Jailson Vieira
Braço do Norte

Se antes a nomeação de diretores em escolas públicas era motivo de muita polêmica por ocorrer por ‘indicação’ do governo do estado, ontem com as eleições unificadas com direito a voto de professores e alunos, a situação chegou ao extremo na Escola de Educação Básica Don Joaquim, em Braço do Norte. O caso foi levado ao Ministério Público que acatou a denúncia e resultou no cancelamento da eleição.

Um dia antes do pleito para o cargo de gestor de unidade de ensino, duas professoras fizeram campanha notória para uma candidata. Uma delas propôs aos discentes um ponto na nota em troca de votos para a diretora de sua preferência.

Porém em tempos de tecnologia, um dos alunos gravou a proposta da docente, na qual ela foi bem explicita. “Darei um ponto para cada aluno que votar em determinada candidata. Tenho turmas que ganharão um ponto na média”, afirmou a professora. 

De acordo com o secretário de desenvolvimento regional de Braço do Norte, Roberto Kuerten Marcelino, as eleições não terão validade. “Por determinação da justiça o pleito foi cancelado na escola. Agora vamos aguardar. A direção atual ficará afastada por tempo indeterminado até tudo se resolver”, esclarece. A atual diretora também concorria ao cargo.

Conforme o delegado André Mendes da Silveira com experiência na defesa do Estatuto da Criança e do Adolescente (ECA), o fato é contrário o artigo terceiro do ECA. “Na medida em que a criação e a proteção integral à criança e ao adolescente prevê um desenvolvimento de nível de educação social e moral, ali não foi verificado uma conduta que podemos relatar que seja moral, a compra de votos”, destacou.

Ele ainda ressalta que a sociedade deposita nas escolas a responsabilidade por formar a juventude para o futuro. E temos percebido desde o início uma formação deturpada e talvez isso até justifica o que se tem vivido na sociedade. 

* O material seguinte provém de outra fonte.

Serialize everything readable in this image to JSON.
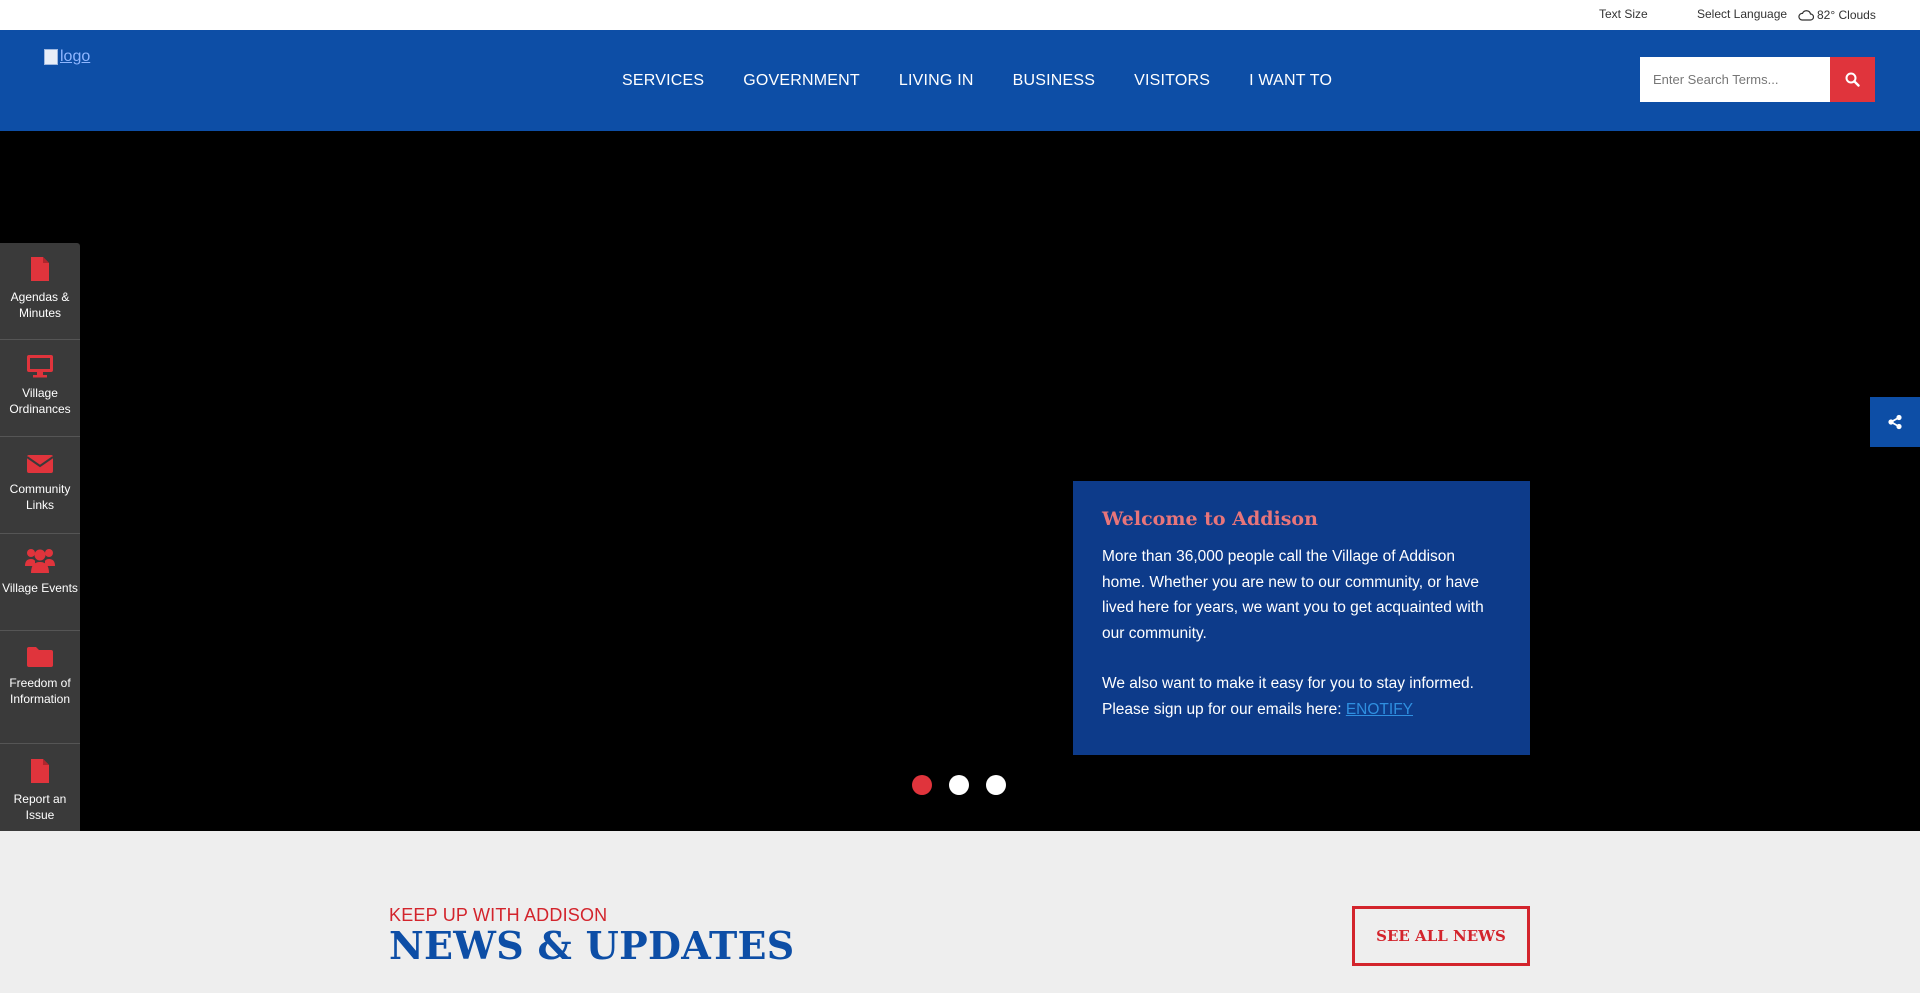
{
  "utility": {
    "text_size": "Text Size",
    "language": "Select Language",
    "weather": "82° Clouds"
  },
  "header": {
    "logo_alt": "logo",
    "nav": [
      "SERVICES",
      "GOVERNMENT",
      "LIVING IN",
      "BUSINESS",
      "VISITORS",
      "I WANT TO"
    ],
    "search_placeholder": "Enter Search Terms..."
  },
  "sidebar": [
    {
      "label": "Agendas & Minutes",
      "icon": "file-icon"
    },
    {
      "label": "Village Ordinances",
      "icon": "desktop-icon"
    },
    {
      "label": "Community Links",
      "icon": "envelope-icon"
    },
    {
      "label": "Village Events",
      "icon": "users-icon"
    },
    {
      "label": "Freedom of Information",
      "icon": "folder-icon"
    },
    {
      "label": "Report an Issue",
      "icon": "file-icon"
    }
  ],
  "hero": {
    "welcome_title": "Welcome to Addison",
    "welcome_p1": "More than 36,000 people call the Village of Addison home.  Whether you are new to our community, or have lived here for years, we want you to get acquainted with our community.",
    "welcome_p2": "We also want to make it easy for you to stay informed. Please sign up for our emails here:  ",
    "welcome_link": "ENOTIFY",
    "slides_total": 3,
    "slide_active": 1
  },
  "news": {
    "kicker": "KEEP UP WITH ADDISON",
    "title": "NEWS & UPDATES",
    "see_all": "SEE ALL NEWS"
  },
  "colors": {
    "brand_blue": "#0d4ea6",
    "panel_blue": "#0d3b8a",
    "accent_red": "#e0343c",
    "sidebar_gray": "#3a3a3a"
  }
}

Escolas da rede estadual definem seus novos diretores nesta semana
Pais, professores, alunos e servidores de 1.091 escolas estaduais de Santa Catarina escolherão o Plano de Gestão Escolar que definirá o rumo da escola durante os próximos quatro anos. O autor do plano mais votado será o diretor da escola pelo período e terá que cumprir o que está no papel.
“O Plano de Gestão Escolar é documento fundamental no sentido de planejar a priori a gestão, de submetê-lo à apreciação da comunidade em processo democrático de escolha de direção de escola. Pela primeira vez depois de muitos anos teremos a seleção dos diretores por meio da escolha do Plano de Gestão Escolar. Queremos melhorar ainda mais o trabalho desenvolvido nas escolas e, para isso, contamos com o apoio e o voto de toda comunidade escolar”, comenta o secretário de estado da educação, Eduardo Deschamps.

Como funciona
Para participar da seleção, os profissionais da educação que atuam nas escolas e interessados em ser diretor tiveram um ano de trabalho intenso na área de gestão. O primeiro passo foi fazer um curso de gestão escolar e, posteriormente, elaborar o seu próprio plano, com as ações e os trabalhos propostos para os próximos quatro anos na unidade escolar.

Avaliação dos projetos
Os projetos inscritos passaram pela análise da comissão regional, que observou, principalmente, se o plano atende aos requisitos obrigatórios expostos em decreto. Na sequência, os planos foram avaliados pelo grupo de consultores selecionados pela Fundação de Estudos e Pesquisas Socioeconômicos (Fepese) para receber sugestões e recomendações de aprimoramento, caso necessário. A partir daí começou o processo de defesa pública direcionando, assim, a última e decisiva etapa: a votação ontem e hoje, dependendo da definição da escola.